In Melbourne, Peter Blunden’s Herald Sun was more sober in its support. Blunden wrote: “The lacklustre showing of both failed to present a clear choice in terms of charismatic and visionary leadership. Given the volatility of the world today, the Herald Sun believes this is not the time to change government.”

Not so, Kerry Packer. Back at ACA, Mike Munro opened up the show with a bizarre attack, accusing Howard of using the GST to kill our kiddies.

The story was a weird spin on the babies-bobbing-in-the-water theme now prevalent in the campaign. The story’s pitch was simple, but devastating: Parents are pulling their kids out of learn-to-swim classes; therefore, come summer the pools and beaches of Oz will be awash with their limp little corpses.

And ACA wheeled out the heavy hitters to bolster the scare-story. Up popped everybody’s favourite little Aussie battler, Laurie Lawrence: “Mate! We’re talking about kid’s lives here!
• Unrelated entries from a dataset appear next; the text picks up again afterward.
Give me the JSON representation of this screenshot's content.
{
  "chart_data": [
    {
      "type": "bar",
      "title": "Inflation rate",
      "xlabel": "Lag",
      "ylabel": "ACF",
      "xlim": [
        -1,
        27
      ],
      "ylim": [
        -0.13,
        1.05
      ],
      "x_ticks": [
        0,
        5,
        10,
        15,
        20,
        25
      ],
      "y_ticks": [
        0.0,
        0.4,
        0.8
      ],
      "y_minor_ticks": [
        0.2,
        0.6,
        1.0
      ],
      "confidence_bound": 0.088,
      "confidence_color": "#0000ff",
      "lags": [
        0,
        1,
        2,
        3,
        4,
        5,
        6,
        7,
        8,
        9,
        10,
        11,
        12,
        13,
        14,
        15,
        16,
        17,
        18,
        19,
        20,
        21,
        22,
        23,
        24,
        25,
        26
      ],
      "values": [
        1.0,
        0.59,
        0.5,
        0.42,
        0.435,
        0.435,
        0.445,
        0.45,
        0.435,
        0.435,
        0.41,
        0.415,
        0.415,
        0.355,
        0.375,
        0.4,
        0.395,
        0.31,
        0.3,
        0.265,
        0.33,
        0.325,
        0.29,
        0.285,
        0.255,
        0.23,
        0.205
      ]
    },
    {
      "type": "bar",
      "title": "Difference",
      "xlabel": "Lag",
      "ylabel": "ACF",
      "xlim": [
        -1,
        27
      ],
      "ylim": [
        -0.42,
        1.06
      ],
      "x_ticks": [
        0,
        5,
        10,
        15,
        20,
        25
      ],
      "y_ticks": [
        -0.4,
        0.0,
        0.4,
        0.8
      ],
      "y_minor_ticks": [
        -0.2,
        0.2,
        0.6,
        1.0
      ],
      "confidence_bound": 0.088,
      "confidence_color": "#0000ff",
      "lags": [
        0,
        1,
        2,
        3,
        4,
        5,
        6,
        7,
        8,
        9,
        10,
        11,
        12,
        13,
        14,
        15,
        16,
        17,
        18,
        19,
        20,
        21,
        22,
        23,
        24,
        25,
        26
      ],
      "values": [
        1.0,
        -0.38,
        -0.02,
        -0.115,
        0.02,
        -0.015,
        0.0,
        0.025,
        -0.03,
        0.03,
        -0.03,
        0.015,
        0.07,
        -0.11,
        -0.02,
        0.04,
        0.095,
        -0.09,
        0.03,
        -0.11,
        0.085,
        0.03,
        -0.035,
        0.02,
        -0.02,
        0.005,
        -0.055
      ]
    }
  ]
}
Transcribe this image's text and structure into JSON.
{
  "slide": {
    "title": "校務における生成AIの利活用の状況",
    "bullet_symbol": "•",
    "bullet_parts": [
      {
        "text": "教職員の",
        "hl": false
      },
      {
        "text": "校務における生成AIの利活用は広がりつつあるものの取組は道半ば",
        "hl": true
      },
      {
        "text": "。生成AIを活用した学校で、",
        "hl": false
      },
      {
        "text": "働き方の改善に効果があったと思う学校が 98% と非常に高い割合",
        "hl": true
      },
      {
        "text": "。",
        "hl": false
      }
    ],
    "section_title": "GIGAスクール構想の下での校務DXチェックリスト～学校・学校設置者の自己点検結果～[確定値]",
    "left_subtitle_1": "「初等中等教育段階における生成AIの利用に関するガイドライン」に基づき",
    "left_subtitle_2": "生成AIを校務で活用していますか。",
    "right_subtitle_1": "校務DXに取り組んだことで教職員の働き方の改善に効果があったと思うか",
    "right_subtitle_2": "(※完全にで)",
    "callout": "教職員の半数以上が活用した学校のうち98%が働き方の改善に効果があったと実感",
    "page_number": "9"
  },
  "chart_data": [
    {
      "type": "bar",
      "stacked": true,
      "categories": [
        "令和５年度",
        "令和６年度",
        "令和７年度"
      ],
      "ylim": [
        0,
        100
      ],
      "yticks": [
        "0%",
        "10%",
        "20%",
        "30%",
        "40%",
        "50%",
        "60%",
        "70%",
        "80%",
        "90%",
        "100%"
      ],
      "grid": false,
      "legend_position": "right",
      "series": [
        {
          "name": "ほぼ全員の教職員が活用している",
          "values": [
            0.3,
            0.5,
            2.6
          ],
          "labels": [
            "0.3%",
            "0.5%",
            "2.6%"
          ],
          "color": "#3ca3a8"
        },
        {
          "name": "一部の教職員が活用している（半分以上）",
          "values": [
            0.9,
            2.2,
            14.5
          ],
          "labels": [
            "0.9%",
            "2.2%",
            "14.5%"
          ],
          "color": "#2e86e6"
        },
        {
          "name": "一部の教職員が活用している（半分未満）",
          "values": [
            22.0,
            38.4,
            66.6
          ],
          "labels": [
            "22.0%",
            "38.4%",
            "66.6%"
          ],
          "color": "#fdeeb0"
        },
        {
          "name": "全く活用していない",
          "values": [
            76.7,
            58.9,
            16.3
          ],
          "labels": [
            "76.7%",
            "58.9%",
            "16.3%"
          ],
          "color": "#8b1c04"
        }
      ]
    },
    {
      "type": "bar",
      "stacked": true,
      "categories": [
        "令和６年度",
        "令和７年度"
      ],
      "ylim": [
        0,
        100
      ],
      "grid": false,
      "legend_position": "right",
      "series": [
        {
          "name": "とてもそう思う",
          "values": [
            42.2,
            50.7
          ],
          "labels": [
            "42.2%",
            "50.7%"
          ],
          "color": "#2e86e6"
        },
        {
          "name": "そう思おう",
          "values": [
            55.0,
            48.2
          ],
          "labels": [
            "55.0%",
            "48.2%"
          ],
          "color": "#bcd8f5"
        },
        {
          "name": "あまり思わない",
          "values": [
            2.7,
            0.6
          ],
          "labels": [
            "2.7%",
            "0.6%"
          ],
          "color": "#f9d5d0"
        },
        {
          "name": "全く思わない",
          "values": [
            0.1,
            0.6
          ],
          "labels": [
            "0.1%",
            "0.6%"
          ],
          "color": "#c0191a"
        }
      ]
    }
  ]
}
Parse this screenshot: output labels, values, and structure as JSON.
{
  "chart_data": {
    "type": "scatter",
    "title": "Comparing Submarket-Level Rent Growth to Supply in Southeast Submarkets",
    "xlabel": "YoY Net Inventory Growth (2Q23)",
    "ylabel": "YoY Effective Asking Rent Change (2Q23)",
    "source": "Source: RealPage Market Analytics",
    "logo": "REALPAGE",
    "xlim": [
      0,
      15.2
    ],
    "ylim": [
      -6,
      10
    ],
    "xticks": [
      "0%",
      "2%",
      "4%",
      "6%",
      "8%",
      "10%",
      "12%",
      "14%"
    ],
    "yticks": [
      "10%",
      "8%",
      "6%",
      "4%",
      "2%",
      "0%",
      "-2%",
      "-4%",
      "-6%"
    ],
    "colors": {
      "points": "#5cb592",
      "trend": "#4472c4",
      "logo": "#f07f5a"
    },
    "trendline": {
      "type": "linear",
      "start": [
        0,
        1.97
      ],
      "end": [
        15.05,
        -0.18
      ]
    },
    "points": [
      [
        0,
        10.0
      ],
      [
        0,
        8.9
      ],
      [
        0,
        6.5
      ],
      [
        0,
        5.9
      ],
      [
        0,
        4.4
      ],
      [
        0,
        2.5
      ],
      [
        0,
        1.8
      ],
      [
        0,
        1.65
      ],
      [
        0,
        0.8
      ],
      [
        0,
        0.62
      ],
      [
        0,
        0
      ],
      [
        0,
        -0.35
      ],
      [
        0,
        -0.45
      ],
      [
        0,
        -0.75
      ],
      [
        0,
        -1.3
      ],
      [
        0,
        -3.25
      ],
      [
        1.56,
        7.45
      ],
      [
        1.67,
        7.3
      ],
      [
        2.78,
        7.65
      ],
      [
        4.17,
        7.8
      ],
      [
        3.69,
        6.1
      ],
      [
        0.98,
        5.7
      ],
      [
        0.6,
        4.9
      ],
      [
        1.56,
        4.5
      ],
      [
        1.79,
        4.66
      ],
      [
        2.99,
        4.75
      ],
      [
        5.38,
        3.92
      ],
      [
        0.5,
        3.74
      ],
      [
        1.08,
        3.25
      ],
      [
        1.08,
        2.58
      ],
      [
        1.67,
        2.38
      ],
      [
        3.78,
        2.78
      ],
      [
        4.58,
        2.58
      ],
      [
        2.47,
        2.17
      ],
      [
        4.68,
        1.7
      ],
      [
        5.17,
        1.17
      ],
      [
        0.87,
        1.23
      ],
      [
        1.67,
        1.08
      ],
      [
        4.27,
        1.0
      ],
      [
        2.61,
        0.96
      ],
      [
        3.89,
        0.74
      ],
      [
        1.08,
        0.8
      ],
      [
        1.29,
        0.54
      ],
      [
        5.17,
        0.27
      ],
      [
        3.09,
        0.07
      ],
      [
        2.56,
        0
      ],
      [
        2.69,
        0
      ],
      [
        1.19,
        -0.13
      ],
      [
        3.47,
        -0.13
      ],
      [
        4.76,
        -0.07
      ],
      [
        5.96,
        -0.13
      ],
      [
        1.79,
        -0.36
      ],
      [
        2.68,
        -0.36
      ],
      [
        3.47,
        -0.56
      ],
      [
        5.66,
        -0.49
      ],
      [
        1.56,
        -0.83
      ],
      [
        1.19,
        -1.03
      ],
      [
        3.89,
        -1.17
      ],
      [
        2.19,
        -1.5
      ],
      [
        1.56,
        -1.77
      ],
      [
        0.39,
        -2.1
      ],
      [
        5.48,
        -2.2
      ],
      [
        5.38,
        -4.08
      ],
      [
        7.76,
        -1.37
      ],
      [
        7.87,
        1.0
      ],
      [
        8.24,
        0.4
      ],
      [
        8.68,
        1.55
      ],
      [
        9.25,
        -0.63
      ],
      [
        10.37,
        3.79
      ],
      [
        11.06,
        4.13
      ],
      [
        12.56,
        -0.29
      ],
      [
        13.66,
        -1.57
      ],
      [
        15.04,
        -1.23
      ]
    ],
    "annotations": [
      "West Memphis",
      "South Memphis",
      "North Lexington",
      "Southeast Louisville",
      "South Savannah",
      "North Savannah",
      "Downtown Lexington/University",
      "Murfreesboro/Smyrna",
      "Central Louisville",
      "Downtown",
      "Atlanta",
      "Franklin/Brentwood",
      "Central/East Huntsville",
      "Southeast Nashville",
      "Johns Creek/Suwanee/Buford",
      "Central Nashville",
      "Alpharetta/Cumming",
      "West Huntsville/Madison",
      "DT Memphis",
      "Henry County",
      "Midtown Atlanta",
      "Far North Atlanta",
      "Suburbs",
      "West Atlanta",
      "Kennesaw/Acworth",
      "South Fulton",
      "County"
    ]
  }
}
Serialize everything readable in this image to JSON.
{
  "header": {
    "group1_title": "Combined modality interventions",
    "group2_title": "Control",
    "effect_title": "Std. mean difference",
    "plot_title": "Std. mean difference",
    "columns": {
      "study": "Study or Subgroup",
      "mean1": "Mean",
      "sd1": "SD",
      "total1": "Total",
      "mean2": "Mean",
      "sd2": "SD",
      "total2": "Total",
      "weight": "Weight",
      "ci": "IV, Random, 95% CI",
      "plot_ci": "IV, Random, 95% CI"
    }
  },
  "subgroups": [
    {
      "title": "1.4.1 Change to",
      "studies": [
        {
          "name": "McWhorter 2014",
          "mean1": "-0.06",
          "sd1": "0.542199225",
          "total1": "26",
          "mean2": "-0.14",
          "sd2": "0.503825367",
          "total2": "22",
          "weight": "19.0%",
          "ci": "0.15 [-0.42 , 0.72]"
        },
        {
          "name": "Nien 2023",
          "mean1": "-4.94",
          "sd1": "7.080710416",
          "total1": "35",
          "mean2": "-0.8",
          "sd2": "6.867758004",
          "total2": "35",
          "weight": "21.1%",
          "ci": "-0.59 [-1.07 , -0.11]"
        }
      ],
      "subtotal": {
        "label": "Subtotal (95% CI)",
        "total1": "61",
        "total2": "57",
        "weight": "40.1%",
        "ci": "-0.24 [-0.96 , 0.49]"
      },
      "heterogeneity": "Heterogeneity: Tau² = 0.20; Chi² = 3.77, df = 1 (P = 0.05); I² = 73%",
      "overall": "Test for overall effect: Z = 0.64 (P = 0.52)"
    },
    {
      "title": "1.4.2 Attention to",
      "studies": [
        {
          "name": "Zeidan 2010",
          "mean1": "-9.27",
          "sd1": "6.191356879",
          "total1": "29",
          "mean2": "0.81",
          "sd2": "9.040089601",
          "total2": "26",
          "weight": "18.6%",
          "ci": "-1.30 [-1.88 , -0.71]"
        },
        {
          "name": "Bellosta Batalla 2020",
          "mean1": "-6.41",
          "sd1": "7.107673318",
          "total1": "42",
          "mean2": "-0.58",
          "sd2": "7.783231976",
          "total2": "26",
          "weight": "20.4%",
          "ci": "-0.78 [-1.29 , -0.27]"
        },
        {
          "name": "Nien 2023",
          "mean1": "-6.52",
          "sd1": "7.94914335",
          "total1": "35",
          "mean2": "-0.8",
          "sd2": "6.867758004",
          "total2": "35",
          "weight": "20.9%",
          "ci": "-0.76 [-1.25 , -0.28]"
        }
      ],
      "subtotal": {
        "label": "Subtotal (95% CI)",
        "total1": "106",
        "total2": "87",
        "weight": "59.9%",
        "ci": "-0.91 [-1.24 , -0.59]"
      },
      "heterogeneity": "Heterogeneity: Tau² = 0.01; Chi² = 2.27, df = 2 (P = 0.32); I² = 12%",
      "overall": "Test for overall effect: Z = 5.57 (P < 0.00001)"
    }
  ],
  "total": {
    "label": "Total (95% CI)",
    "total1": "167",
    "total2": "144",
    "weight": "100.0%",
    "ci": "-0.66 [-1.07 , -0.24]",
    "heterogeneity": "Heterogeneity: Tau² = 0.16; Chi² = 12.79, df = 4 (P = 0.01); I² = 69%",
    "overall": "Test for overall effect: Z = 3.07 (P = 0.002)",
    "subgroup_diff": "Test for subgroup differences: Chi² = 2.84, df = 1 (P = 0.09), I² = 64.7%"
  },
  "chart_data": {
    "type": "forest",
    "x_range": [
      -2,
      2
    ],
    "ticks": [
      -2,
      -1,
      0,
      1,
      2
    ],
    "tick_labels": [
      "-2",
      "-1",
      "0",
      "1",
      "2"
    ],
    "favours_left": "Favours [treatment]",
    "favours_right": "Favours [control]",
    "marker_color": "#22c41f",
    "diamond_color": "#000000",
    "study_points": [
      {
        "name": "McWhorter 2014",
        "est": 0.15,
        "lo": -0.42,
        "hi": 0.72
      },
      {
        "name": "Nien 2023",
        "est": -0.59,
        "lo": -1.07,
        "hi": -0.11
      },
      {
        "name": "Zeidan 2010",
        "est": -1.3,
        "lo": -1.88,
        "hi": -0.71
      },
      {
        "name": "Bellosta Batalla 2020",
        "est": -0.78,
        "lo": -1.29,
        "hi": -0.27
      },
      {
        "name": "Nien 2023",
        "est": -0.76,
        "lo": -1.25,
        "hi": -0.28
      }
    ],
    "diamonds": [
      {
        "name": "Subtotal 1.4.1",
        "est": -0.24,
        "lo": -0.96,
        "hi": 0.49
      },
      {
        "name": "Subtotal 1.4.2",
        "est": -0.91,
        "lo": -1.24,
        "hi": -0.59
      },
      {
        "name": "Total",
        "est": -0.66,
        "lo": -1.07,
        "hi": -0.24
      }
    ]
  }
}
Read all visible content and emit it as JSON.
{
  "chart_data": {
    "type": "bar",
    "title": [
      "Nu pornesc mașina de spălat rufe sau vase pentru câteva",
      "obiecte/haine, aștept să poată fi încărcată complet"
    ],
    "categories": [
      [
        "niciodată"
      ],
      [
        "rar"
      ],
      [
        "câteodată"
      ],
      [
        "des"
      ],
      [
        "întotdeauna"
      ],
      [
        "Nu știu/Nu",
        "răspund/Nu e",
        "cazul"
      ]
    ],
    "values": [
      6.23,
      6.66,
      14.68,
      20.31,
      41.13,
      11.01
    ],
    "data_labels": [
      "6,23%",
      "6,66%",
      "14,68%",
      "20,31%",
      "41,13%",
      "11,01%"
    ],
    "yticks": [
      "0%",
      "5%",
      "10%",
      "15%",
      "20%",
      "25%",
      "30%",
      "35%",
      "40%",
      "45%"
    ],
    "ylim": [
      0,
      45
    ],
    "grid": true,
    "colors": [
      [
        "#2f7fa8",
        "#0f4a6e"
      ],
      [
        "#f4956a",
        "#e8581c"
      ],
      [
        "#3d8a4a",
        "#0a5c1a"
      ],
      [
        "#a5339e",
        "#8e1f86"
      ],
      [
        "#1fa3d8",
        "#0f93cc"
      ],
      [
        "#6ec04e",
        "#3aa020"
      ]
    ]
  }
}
This is what’s important.”

Then came a series of mums, all treading water holding their precious tiny human cargo. Said one mum of the rapacious Howard regime: “Obviously they’d rather raise revenue. They’re not thinking of the children’s safety.”

Munro ended the yarn with a lame fax response from assistant treasurer Kemp claiming families are better off under the GST.

The double-barrelled attack on the government continued when Mike conducted a comfy interview with Kim Beazley, positioning him as most definitely not a kiddie killer.

Q: Mr Beazley, thanks for your time. What do you consider as having been the best moment of the campaign for you?

And away they went, comfortable and relaxed, as Munro lobbed what amounted to a series of Dorothy Dixers. The hardest question? Q: Commentators are saying that if anything’s going to lose you this election, it will be your initial – and I emphasise your initial – indecision over the boat people.” All easily swatted away by Kerry’s PM-to-be.

Q: What was your reaction to today’s release of the Naval video?

Q: You were accused during the campaign of fudging on the financial figures. Have you got it all massively wrong?

Q: How do you relax, Mr Beazley? How much sleep have you been getting during the campaign? Well good luck for Saturday Mr Beazley, appreciate your time!

Munro ended up with a mildly combative question on the GST and a nice line on the preponderance of ex-ACTU leaders on the frontbench. “With Jenny George, Martin Ferguson and Simon Crean on the frontbench, your government will be little more than a big union shop, won’t it?”

After its double-barrelled gift to Beazley, ACA will no doubt claim balance, running an interview with Howard tonight. It will be worth watching, but cannot undo the damage inflicted on the Coalition last night.